Pois bem, não havia dúvida alguma de que Karol seria punida por nós. Por consequência, o prazer não estava na notícia, mas sim na reação – como ela (por meio do seu corpo, aquilo que temos acesso) manifestaria a resposta ao cancelamento. Ao sair do BBB, Karol foi submetida ao calvário obrigatório de todos os brothers e sisters: a participação nos programas da Globo, em especial, um que ocorre no Multishow logo que a pessoa sai, e no dia seguinte, uma entrevista para Ana Maria Braga no Mais Você.

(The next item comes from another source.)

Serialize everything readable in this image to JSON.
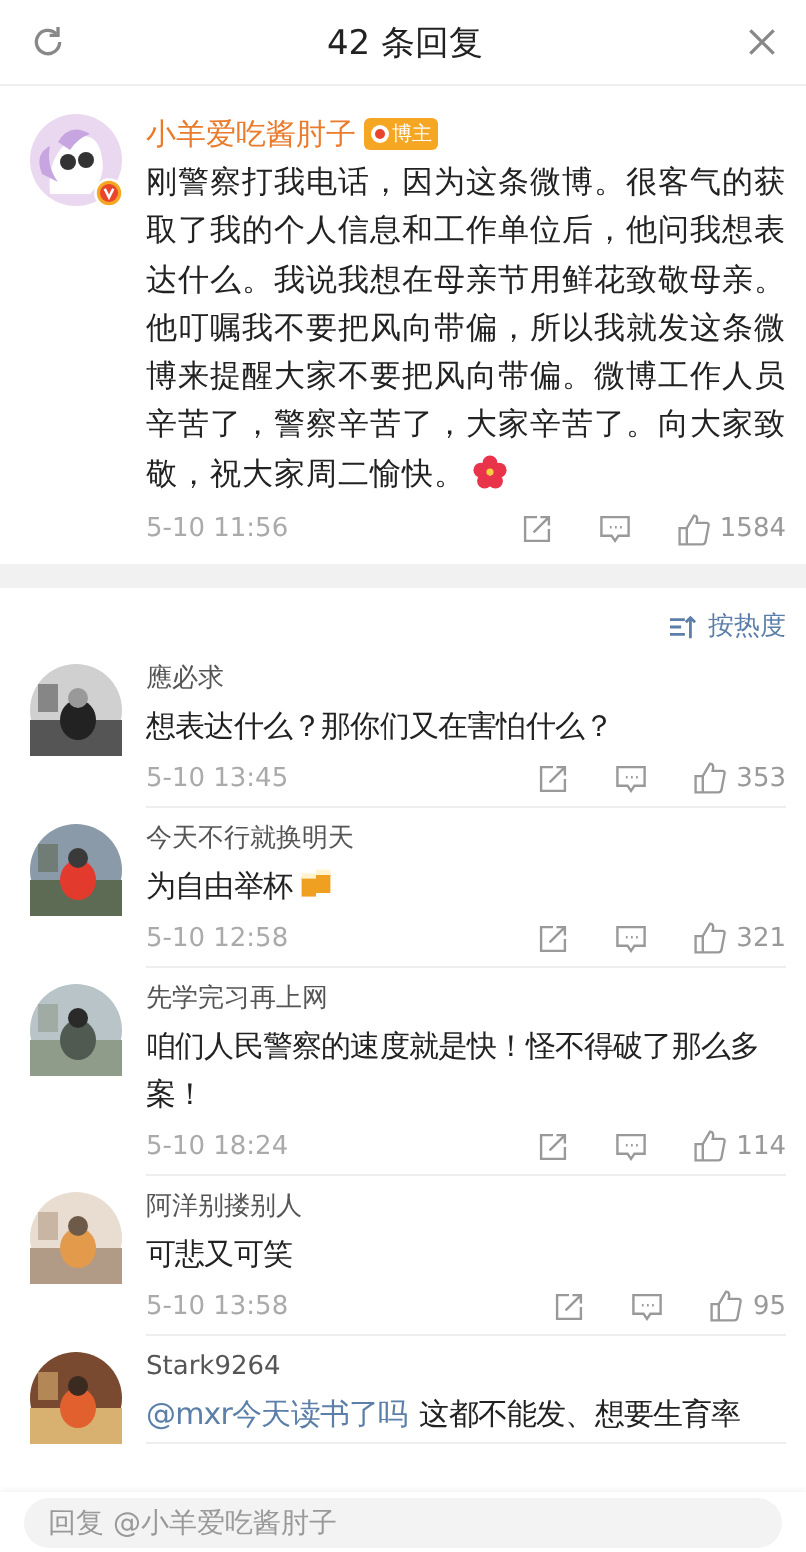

Para frustração de todos nós, os “canceladores”, Karol logo mostrou que a máquina midiática que controla sua carreira não a deixaria para trás. Assumiu prontamente o papel de dizer as coisas certas: que enlouqueceu, que manifestou “animosidade”, que se arrepende de tudo que fez, que quer se tornar uma pessoa melhor. Nada além do esperado para alguém que, sem dúvida alguma, tem ao seu alcance as melhores ferramentas do media training.
Por isso, me chama atenção uma das poucas manifestações de Karol no Mais Você que parece mais autêntica (palavra superestimada, em minha opinião): quando ela diz se arrepender de ter ido ao BBB 21. Olhando em retrospecto, parece um tanto óbvio que seria uma má ideia: por que alguém que tem tudo (talento, carreira respeitada, dinheiro) deveria ir se expor em rede nacional? Havia alguma possibilidade de os ganhos serem maiores que as perdas?

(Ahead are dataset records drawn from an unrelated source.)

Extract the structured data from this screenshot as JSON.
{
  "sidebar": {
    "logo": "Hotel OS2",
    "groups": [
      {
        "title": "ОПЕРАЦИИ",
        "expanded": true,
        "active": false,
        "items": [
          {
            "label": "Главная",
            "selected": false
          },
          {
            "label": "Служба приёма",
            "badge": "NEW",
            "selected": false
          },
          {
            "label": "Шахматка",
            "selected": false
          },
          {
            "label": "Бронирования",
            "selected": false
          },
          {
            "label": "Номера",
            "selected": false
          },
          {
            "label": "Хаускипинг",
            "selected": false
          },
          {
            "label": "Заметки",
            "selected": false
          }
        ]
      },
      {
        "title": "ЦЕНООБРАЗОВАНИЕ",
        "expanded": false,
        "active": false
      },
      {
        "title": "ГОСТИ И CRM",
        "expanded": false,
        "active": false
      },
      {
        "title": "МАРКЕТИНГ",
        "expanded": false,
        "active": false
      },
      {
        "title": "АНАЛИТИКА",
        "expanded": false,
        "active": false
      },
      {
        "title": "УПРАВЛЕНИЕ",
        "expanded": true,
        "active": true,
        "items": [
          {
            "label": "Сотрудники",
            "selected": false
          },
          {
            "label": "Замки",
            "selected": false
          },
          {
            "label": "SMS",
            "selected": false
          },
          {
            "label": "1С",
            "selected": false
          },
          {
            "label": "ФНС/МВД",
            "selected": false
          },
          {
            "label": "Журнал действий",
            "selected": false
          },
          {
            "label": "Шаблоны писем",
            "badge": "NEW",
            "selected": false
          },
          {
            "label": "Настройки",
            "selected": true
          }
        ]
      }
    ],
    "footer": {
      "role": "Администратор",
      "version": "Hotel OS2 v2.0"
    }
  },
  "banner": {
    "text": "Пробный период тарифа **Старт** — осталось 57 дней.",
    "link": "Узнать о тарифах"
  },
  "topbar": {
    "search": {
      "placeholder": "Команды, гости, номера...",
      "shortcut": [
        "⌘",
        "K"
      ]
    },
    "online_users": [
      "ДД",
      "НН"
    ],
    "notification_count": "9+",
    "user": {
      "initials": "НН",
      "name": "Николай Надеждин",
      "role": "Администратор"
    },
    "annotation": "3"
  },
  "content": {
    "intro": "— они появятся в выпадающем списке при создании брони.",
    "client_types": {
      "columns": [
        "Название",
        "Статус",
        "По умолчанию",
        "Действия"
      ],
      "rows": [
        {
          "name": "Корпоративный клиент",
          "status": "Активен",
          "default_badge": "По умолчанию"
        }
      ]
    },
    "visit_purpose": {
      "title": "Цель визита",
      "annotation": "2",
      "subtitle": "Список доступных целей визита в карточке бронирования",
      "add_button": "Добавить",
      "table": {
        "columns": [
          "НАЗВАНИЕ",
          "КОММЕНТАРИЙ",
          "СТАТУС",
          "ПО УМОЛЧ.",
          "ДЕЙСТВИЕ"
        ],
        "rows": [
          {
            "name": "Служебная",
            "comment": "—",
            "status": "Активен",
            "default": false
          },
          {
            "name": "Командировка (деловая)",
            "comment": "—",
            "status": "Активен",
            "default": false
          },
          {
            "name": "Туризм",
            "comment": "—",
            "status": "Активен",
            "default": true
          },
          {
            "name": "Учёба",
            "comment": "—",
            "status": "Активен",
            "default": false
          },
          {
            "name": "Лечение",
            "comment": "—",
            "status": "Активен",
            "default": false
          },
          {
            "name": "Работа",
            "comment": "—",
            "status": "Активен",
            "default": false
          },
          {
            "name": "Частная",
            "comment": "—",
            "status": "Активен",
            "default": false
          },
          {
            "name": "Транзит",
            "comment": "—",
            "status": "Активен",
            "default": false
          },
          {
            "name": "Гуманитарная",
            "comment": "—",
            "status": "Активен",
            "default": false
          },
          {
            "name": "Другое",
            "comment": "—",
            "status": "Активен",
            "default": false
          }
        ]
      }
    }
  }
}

Se em 2003 ainda nos escandalizávamos com o mero desejo pela fama, hoje parece naturalizado que a fama (como a “fama digital”, o sonho de se tornar influencer) não é apenas um sonho, mas um dos poucos caminhos que restam para tentar construir uma carreira. Acredito, contudo, que o case Karol Conká possa servir como marco para uma virada de chave: há muito a perder quando se vende a própria vida para a TV.